An effective industrial defect classification method under the few-shot setting via two-stream training

Abstract

Visual surface defect inspection provides an important tool for product quality assessment in a wide range of industrial applications. In recent years, diverse convolutional neural network (CNN) models have been developed for the high-accuracy image classification of natural objects. However, it remains a challenging task to develop deep-learning-based approaches for surface defect inspection of industrial products. The main challenge is that surface defects of industrial products occur in low probability, therefore it is impractical to build a large image dataset containing different types of defects to train/fine-tune deep CNN models to achieve satisfactory performance when applied to industrial inspection tasks.

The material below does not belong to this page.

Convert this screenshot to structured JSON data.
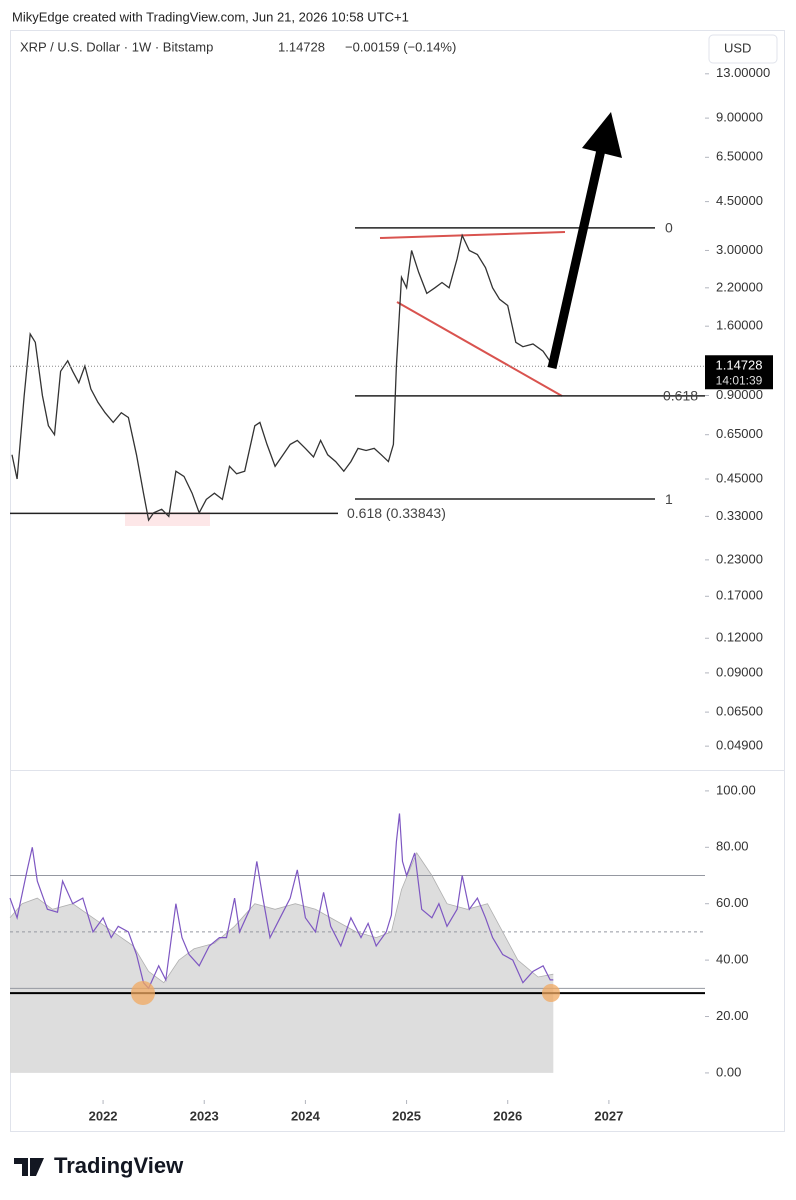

To overcome the above-mentioned problem, we build a light-weight defect classification model based on the pre-trained SqueezeNet architecture and present three effective techniques to achieve high-accuracy defect classification using very few collected defective training samples. First, we experimentally demonstrate that it is reasonable to freeze shallower convolutional layers and only fine-tune deeper layers in the last convolutional stage when there are not enough training samples. Second, we integrate batch-size independent Group Normalization (GN) into SqueezeNet to compute stable statistics based on a limited number of defective samples for training the classification model. Third, we add an auxiliary task to perform the similarity comparison of two defective samples during the training phase, significantly increasing the size of the training data and generating more distinctive defect-specific representations. The experimental results on the NEU-CLS dataset and USB-FS dataset verify the effectiveness of the proposed method. Our method can obtain accurate defect classification results when very few defective training samples are provided, i.e., about 97.69% and 82.92% average classification accuracy on the NEU-CLS and USB-FS datasets, respectively, under the 5-shot setting (5 images per defect category).